Why Being Sick Sucks the Big Blue Ball...

I've been sick all week.  I got this nasty sinus infection/cold, even though my doctor told me that I was only "working on a sinus infection." How the hell does one work on an infection?  That implies I want it to happen.  I mean, granted there's nothing sexier than a woman who uses two boxes of facial tissues in one afternoon while shooting green snot out of her nose, but come on.  They hurt like hell, you can't smell or taste anything, and you have to take the all-purpose, icky-tasting medicine.  I wish doctors would get a clue.  No wonder people sue them left and right.  Maybe if they didn't act like jackasses and actually gave a poo-poo about their patients, then maybe people wouldn't sue.  

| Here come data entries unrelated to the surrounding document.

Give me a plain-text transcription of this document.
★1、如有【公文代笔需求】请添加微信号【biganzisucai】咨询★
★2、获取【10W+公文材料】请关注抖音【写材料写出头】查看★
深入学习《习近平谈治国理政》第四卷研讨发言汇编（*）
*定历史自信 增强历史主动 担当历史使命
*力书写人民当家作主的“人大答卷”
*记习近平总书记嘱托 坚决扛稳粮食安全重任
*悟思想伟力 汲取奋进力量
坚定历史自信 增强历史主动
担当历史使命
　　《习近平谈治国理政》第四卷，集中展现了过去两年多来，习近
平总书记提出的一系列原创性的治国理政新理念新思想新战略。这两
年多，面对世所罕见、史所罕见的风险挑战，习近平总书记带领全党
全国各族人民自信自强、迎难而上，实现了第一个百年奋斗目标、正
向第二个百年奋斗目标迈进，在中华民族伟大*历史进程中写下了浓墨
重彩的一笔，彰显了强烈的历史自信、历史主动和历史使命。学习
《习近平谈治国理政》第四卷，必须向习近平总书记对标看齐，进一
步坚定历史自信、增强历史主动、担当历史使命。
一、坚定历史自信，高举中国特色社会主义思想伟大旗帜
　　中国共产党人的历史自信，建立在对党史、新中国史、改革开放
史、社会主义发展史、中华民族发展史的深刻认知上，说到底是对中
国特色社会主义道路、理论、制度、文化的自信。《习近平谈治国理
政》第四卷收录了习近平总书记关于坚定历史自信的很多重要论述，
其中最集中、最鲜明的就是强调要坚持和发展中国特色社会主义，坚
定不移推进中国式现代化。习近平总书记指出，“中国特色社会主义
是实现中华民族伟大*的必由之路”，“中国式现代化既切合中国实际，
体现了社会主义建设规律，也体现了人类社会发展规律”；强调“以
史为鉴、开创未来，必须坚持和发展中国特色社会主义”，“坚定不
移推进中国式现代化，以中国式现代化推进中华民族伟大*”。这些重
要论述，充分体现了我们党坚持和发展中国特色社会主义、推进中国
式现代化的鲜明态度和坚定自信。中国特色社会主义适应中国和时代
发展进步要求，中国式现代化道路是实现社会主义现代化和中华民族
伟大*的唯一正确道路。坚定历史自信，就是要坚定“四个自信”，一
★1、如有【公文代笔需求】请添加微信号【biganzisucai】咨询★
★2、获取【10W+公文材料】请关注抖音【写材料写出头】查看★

Another reason why being sick sucks is all the work that piles up while you're in recovery.  No one feels the need to maybe do their own work, so they just let it pile up for you until you decide not to work on that sinus infection anymore.  (Note: I'm a research assistant for one of the professors in the History department at my school who shall remain nameless for fear of me getting fired).  This person is such a baby.   For example, she wanted me to write the index of her book that's coming out.  I was like "umm, do I get royalities."  The prof replied "what royalities?"  Good point, but still.  So now I have to edit 50 pages of index.  Oh well, at least I don't have to write the book for them.